A análise da regularidade desses dados, porém, é lenta: em abril passado a corte eleitoral finalizou a análise da prestação de contas de 2013, e determinou a partidos a devolução de R$ 18,5 milhões por uso indevido do fundo.

OUTRO LADO

Partidos, empresas e políticos afirmam que a prestação de serviços às legendas é regular e que não há impeditivo na legislação.

O PSD afirma que a lei e o estatuto do partido permitem que filiados, dirigentes ou não, prestem trabalhos. “Independentemente dessa condição, todos os serviços contratados foram efetivamente prestados.”

O PT afirmou que possui 40,5 mil dirigentes municipais pelo país e que o número de casos levantados pela reportagem, nesse universo, mostra que o partido não privilegia a contratação de seus filiados.

“O financiamento público dos partidos políticos é uma conquista voltada à redução da influência do poder econômico no regime democrático. Por isso mesmo tem sido alvo dos ataques de um falso republicanismo, que visam a desqualificar o sistema político.”

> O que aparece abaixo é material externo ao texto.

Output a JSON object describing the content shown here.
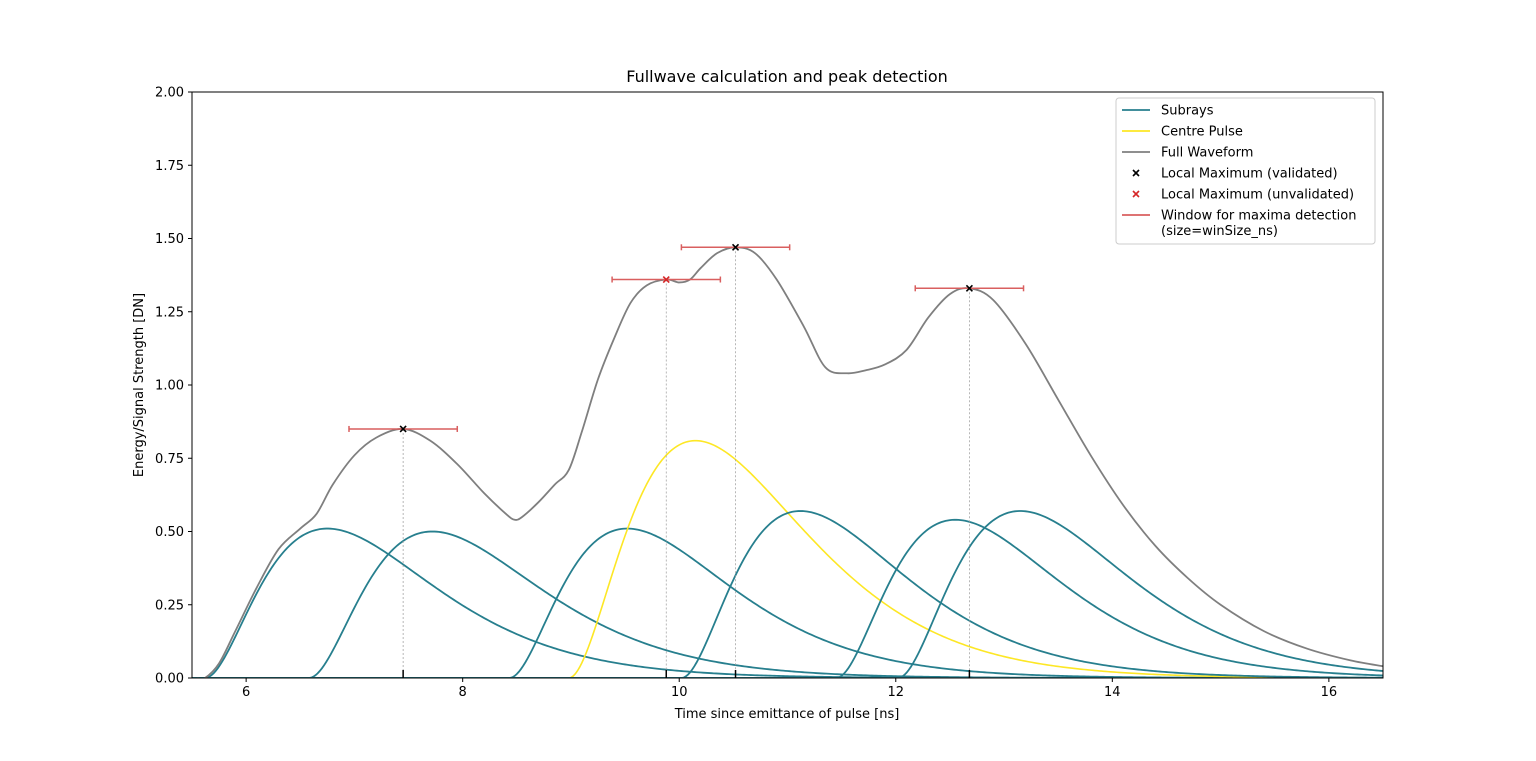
{
  "chart_data": {
    "type": "line",
    "title": "Fullwave calculation and peak detection",
    "xlabel": "Time since emittance of pulse [ns]",
    "ylabel": "Energy/Signal Strength [DN]",
    "xlim": [
      5.5,
      16.5
    ],
    "ylim": [
      0.0,
      2.0
    ],
    "xticks": [
      6,
      8,
      10,
      12,
      14,
      16
    ],
    "yticks": [
      "0.00",
      "0.25",
      "0.50",
      "0.75",
      "1.00",
      "1.25",
      "1.50",
      "1.75",
      "2.00"
    ],
    "grid": false,
    "legend_position": "top-right",
    "colors": {
      "subrays": "#277f8e",
      "centre_pulse": "#fde725",
      "full_waveform": "#7f7f7f",
      "validated": "#000000",
      "unvalidated": "#d62728",
      "window": "#d95f5f"
    },
    "legend": [
      {
        "label": "Subrays",
        "kind": "line",
        "color": "#277f8e"
      },
      {
        "label": "Centre Pulse",
        "kind": "line",
        "color": "#fde725"
      },
      {
        "label": "Full Waveform",
        "kind": "line",
        "color": "#7f7f7f"
      },
      {
        "label": "Local Maximum (validated)",
        "kind": "marker",
        "color": "#000000"
      },
      {
        "label": "Local Maximum (unvalidated)",
        "kind": "marker",
        "color": "#d62728"
      },
      {
        "label": "Window for maxima detection",
        "label2": "(size=winSize_ns)",
        "kind": "line",
        "color": "#d95f5f"
      }
    ],
    "series": [
      {
        "name": "Subrays",
        "kind": "subray",
        "onset": 5.62,
        "peak_x": 6.75,
        "peak_y": 0.51
      },
      {
        "name": "Subrays",
        "kind": "subray",
        "onset": 6.58,
        "peak_x": 7.72,
        "peak_y": 0.5
      },
      {
        "name": "Subrays",
        "kind": "subray",
        "onset": 8.43,
        "peak_x": 9.52,
        "peak_y": 0.51
      },
      {
        "name": "Centre Pulse",
        "kind": "centre",
        "onset": 8.98,
        "peak_x": 10.15,
        "peak_y": 0.81
      },
      {
        "name": "Subrays",
        "kind": "subray",
        "onset": 10.02,
        "peak_x": 11.12,
        "peak_y": 0.57
      },
      {
        "name": "Subrays",
        "kind": "subray",
        "onset": 11.45,
        "peak_x": 12.55,
        "peak_y": 0.54
      },
      {
        "name": "Subrays",
        "kind": "subray",
        "onset": 12.02,
        "peak_x": 13.15,
        "peak_y": 0.57
      }
    ],
    "full_waveform": {
      "x": [
        5.55,
        5.62,
        5.75,
        5.9,
        6.1,
        6.3,
        6.5,
        6.65,
        6.8,
        7.0,
        7.2,
        7.45,
        7.7,
        7.95,
        8.2,
        8.4,
        8.48,
        8.55,
        8.7,
        8.85,
        8.98,
        9.1,
        9.25,
        9.4,
        9.55,
        9.7,
        9.88,
        10.0,
        10.1,
        10.2,
        10.35,
        10.52,
        10.7,
        10.9,
        11.15,
        11.35,
        11.55,
        11.72,
        11.9,
        12.1,
        12.3,
        12.5,
        12.68,
        12.9,
        13.2,
        13.5,
        13.8,
        14.1,
        14.4,
        14.7,
        15.0,
        15.4,
        15.8,
        16.2,
        16.5
      ],
      "y": [
        0.0,
        0.0,
        0.05,
        0.16,
        0.31,
        0.44,
        0.51,
        0.56,
        0.66,
        0.76,
        0.82,
        0.85,
        0.81,
        0.73,
        0.63,
        0.56,
        0.54,
        0.55,
        0.6,
        0.66,
        0.71,
        0.84,
        1.02,
        1.16,
        1.28,
        1.34,
        1.36,
        1.35,
        1.36,
        1.4,
        1.45,
        1.47,
        1.45,
        1.36,
        1.2,
        1.06,
        1.04,
        1.05,
        1.07,
        1.12,
        1.23,
        1.31,
        1.33,
        1.29,
        1.14,
        0.95,
        0.76,
        0.59,
        0.45,
        0.34,
        0.25,
        0.16,
        0.1,
        0.06,
        0.04
      ]
    },
    "local_maxima": [
      {
        "x": 7.45,
        "y": 0.85,
        "validated": true,
        "window": [
          6.95,
          7.95
        ]
      },
      {
        "x": 9.88,
        "y": 1.36,
        "validated": false,
        "window": [
          9.38,
          10.38
        ]
      },
      {
        "x": 10.52,
        "y": 1.47,
        "validated": true,
        "window": [
          10.02,
          11.02
        ]
      },
      {
        "x": 12.68,
        "y": 1.33,
        "validated": true,
        "window": [
          12.18,
          13.18
        ]
      }
    ]
  }
}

O PROS, presidido por Eurípedes Macedo Júnior, afirmou que é muito criterioso ao contratar serviços e adquirir bens, sempre fazendo pesquisas de preço e qualidade.

“Não é factível pagar mais caro pela simples exigência de não coincidência entre o quadro societário das empresas e membros. Em suma, na relação constam equipamentos e materiais para estrutura do PROS e prestação de serviços advocatícios e comunicação.”

Sobre o pagamento à empresa de Eurípedes, diz que à época ele não integrava o quadro societário. 

A deputada estadual gaúcha Luciana Genro (PSOL) disse que trabalhou como advogada do PSOL, atuando em ações judiciais, como contra o aumento da tarifa de transporte, em consultoria política e na elaboração de programas de governo do partido.

O ex-ministro Ciro Gomes disse, por meio de sua assessoria, que já se pronunciou sobre a atuação de seu escritório anteriormente.

No início do ano, quando a Folha mostrou que o Xerez Saldanha Vasconcelos e Ciro Gomes Advogados Associados recebeu R$ 80 mil da candidatura do pedetista em 2018, ele disse que os serviços prestados eram públicos e poderiam ser consultados na Justiça Eleitoral e que tinha se afastado das atividades do escritório durante a campanha eleitoral.

Rafael Carneiro, que integra o Conselho de Ética do PSB, disse, por meio de sua assessoria, que não há vedação legal ou moral que impeça um advogado filiado de prestar serviços a um partido.

Afirma que integra o conselho, no qual dirigentes partidários são vedados, após ter sido convidado devido à sua experiência na área, que inclui serviços ao partido há mais de uma década. 

O escritório Cedraz Advogados informou que presta toda a assessoria jurídica consultiva do Solidariedade, incluindo a representação em mais de cem ações judiciais, principalmente em tribunais superiores.

Afirma que seus sócios apenas compõem a assembleia geral, sem poder deliberativo, e que, na Justiça Eleitoral, a contratação do escritório jamais foi questionada.

Os outros citados na reportagem foram procurados, mas não responderam.